Cereals such as maize, millet, sorghum, ground nuts, rice, potatoes and cassava chips, which research has found to be contaminated with poisonous moulds, are some of the country’s staple foods.

In a recent interview, Mr Roberto Ridolfi, the head of the European Union (EU) in Uganda, said at the launch of the ministry of Trade website that Uganda’s exports, especially food stuffs have failed to make it to the EU market due to poor standards.
“I call for increased focus on issues of sanitary compliance, which we consider as key in enhancing competitiveness of Uganda’s product into the EU,” Amb Ridolfi said in speech read for him.

Mr Moses Tuma, the Kisenyi Millers Association chairman, said government is being reluctant in addressing something “that touches lives and incomes of the biggest population.”
“The quality of the maize we buy starts from the gardens,” Mr Tuma said.
“Some farmers, because of demand, harvest immature maize. They do not dry it properly and when they try to dry, they do it on bare grounds,” he adds.

Mr Tuma proposes that government arrests farmers who harvest immature farm produce and shut down factories that process such contaminated produce.
“They did it with coffee and now the quality of coffee has improved. Government needs to do this using the extension workers and officials of National Agricultural Advisory Services,” he urged.
Dr Joyce Moriku Kaducu, the State minister for Primary Health Care, said they are rolling out a new campaign that will sensitise Ugandans on proper food handling.
“The dangers associated with aflatoxins negatively affect our development. Look at the cost of treating cancer,” Dr Moriku said at the national conference on control of aflatoxins campaign launch in Kampala.
“Aflatoxins impair the digestive system causing poor digestion and adoption of nutrients by the body. It affects the nervous system leading to abnormal behaviour and depression. It causes stunting and malnutrition and affects fertility,” Dr Kaducu added.

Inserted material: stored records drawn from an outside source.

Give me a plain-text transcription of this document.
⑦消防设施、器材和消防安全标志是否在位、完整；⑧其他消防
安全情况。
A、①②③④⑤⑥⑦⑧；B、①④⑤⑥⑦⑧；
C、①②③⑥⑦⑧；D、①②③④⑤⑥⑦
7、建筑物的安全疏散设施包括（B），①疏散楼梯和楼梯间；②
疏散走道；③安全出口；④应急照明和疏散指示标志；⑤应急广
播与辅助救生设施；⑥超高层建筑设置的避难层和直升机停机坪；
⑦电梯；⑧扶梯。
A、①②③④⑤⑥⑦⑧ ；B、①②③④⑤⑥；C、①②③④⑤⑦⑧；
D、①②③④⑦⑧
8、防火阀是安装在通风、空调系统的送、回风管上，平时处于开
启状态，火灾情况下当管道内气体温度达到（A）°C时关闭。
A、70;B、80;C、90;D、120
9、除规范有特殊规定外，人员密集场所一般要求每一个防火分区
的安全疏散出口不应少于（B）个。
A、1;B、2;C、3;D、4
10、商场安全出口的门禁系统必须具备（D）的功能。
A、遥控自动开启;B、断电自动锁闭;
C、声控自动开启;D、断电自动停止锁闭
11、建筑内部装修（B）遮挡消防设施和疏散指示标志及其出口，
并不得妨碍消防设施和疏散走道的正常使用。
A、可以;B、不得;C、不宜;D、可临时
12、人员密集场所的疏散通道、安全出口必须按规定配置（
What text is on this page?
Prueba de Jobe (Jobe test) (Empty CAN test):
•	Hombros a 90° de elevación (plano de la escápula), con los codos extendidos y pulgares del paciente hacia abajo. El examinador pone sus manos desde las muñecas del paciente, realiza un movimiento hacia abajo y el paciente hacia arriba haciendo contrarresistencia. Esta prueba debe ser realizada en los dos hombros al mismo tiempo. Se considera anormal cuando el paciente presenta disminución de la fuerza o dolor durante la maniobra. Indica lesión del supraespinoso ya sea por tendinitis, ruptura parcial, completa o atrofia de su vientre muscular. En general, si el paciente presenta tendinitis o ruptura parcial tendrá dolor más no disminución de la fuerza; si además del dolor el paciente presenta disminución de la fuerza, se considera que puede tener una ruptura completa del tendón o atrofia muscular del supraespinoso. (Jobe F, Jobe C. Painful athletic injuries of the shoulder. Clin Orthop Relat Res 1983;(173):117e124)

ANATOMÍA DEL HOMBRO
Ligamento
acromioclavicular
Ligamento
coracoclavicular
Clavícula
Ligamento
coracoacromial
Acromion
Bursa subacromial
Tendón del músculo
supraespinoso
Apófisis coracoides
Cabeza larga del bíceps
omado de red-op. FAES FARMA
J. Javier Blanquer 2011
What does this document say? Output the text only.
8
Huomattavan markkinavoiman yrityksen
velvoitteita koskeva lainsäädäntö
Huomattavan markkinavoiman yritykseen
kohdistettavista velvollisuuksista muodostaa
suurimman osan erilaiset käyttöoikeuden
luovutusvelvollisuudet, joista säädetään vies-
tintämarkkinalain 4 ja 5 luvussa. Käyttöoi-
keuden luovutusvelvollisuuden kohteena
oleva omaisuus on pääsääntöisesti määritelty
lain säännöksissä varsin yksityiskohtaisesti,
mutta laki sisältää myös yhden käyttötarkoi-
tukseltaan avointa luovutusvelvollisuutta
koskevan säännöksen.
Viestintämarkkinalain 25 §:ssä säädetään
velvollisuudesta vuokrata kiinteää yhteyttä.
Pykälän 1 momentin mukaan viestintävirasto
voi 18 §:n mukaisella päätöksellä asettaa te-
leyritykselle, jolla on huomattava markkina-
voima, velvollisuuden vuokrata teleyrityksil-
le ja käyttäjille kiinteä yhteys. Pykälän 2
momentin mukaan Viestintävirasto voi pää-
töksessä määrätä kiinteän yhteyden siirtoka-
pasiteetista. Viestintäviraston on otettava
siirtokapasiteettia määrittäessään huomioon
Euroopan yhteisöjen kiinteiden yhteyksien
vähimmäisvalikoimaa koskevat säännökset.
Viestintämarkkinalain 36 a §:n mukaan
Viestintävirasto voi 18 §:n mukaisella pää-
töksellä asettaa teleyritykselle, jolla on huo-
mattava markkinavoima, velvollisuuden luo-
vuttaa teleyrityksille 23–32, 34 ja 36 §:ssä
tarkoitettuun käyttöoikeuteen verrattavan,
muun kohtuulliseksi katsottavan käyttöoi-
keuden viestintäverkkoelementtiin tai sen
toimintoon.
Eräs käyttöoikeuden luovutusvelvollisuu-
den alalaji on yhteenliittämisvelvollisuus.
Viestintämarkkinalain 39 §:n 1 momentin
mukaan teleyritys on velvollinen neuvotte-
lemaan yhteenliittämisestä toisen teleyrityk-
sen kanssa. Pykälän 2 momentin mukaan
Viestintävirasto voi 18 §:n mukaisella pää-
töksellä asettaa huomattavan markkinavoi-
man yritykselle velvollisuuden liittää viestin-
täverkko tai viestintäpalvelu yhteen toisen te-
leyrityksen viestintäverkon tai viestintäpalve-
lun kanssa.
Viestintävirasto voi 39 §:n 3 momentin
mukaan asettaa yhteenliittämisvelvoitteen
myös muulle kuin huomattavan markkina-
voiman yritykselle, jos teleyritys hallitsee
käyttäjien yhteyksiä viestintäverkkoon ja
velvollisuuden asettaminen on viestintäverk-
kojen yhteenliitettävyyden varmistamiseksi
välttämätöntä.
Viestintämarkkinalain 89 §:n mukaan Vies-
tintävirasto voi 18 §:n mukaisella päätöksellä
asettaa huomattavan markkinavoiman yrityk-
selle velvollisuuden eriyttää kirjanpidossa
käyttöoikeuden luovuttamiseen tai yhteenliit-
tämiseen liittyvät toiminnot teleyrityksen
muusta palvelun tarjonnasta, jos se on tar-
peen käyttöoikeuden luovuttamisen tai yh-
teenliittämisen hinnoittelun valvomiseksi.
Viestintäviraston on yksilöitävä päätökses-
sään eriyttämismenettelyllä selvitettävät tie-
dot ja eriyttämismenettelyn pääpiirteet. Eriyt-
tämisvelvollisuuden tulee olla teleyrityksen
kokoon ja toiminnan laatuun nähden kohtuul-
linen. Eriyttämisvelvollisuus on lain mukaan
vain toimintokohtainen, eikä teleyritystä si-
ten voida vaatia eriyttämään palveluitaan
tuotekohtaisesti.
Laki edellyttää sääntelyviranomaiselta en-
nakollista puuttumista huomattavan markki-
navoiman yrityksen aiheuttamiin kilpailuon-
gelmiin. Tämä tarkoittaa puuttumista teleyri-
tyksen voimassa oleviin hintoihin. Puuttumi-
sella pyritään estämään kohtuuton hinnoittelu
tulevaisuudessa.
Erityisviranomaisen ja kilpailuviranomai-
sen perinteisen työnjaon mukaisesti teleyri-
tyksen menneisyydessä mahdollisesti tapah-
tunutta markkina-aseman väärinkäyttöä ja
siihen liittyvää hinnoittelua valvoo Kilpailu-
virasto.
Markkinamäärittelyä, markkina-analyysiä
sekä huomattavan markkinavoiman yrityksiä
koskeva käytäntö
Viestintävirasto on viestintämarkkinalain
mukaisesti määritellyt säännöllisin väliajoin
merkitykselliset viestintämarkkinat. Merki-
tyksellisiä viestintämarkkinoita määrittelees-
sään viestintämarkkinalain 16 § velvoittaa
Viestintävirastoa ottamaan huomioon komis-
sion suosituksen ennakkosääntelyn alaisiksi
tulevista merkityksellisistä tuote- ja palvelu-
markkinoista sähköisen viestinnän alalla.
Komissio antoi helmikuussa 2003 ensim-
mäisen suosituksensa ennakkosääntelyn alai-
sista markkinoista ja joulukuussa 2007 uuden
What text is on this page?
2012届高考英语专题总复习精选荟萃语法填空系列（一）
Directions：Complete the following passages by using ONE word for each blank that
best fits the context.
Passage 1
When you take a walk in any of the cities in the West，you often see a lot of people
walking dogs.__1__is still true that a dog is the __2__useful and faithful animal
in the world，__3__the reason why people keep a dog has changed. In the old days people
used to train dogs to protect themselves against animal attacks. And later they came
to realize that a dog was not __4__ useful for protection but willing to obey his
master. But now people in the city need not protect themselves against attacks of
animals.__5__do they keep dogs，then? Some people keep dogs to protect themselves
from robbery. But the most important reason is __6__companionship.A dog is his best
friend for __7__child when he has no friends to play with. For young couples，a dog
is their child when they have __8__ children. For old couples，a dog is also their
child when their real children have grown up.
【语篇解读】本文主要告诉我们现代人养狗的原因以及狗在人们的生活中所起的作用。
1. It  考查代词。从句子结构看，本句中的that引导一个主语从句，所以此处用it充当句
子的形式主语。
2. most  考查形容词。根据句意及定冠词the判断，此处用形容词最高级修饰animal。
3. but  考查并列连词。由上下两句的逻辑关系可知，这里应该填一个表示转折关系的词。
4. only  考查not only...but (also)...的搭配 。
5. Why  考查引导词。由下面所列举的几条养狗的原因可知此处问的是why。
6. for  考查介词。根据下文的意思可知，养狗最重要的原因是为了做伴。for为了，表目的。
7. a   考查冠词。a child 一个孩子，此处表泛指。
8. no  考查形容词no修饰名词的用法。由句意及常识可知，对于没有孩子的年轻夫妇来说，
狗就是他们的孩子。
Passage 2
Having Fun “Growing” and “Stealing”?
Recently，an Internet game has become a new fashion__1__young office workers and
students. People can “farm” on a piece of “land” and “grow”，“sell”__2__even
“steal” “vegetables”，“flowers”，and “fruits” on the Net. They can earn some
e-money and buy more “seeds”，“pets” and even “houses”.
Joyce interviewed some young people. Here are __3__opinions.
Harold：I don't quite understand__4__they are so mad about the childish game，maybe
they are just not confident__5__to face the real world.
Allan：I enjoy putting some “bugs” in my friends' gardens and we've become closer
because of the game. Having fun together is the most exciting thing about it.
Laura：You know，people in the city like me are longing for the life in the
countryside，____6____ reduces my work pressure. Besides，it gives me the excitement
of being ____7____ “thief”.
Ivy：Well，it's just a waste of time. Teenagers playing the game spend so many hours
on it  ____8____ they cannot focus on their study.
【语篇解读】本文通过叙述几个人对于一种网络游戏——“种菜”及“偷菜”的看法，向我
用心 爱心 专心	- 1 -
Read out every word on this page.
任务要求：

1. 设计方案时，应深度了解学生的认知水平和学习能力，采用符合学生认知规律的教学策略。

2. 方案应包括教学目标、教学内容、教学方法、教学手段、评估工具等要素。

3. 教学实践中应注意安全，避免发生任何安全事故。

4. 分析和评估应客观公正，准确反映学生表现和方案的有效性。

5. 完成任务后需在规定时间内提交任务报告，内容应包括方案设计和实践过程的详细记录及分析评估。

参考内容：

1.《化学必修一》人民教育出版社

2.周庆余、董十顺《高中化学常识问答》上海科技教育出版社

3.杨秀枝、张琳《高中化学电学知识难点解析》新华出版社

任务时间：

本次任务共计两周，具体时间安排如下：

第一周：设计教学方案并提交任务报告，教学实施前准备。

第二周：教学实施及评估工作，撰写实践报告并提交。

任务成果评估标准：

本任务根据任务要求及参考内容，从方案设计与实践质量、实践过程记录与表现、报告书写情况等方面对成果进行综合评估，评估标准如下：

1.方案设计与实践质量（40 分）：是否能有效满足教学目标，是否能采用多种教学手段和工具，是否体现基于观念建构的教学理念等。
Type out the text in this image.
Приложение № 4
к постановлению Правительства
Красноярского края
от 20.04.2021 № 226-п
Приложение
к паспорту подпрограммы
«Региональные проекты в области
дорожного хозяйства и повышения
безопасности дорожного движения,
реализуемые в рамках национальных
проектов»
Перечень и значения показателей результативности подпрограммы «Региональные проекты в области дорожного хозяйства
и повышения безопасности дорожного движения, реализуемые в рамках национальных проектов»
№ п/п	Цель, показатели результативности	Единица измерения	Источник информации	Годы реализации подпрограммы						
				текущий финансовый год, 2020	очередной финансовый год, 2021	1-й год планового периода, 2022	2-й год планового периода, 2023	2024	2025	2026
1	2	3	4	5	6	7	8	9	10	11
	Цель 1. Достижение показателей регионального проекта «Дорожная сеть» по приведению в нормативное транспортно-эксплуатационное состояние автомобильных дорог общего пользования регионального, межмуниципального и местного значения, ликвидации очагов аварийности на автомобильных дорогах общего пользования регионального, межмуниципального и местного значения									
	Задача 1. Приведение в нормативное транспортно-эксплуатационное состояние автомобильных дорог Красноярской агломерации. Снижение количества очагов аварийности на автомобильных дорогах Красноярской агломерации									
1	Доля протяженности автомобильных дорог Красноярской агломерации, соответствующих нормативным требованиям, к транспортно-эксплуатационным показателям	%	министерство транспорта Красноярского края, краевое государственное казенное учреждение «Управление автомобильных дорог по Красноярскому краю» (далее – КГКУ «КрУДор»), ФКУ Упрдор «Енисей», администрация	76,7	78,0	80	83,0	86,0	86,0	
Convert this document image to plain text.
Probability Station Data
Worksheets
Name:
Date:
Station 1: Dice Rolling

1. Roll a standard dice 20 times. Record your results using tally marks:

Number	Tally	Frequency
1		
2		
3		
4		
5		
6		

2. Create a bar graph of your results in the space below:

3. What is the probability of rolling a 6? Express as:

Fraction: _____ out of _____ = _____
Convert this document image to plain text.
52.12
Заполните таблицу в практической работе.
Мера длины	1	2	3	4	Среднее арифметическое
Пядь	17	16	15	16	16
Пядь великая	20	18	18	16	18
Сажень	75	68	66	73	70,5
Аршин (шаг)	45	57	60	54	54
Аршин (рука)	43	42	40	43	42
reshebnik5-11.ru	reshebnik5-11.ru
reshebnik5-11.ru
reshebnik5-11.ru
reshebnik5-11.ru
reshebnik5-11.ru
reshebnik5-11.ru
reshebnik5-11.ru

Other effects of aflatoxins, the minister said, include causing stunting in children, lower child birth weight, damages the brain, affects the gene expression leading to birth defects and causes liver cancer.
Since Uganda aims at exporting to European markets where standards are high, there is no way that will be achieved unless the country addresses the quality, she said.

Interventions
Amount. Agriculture ministry last week said no grains should be dried on bare grounds and warned against pre-mature or late harvesting of grains. Farmers have also been advised to keep grains in dry places and airtight containers.

Other guidelines include farmers and traders only using clean containers to keep or transport grains.
Consumers should eat a balanced diet and more vegetables to detoxify the body.
“Since the grains such as maize are also used to make animal and fish feeds, all these get infected. Animals that eat feeds contaminated with aflatoxins produce low quality meat and milk,” Agriculture minister Vincent Ssempijja said.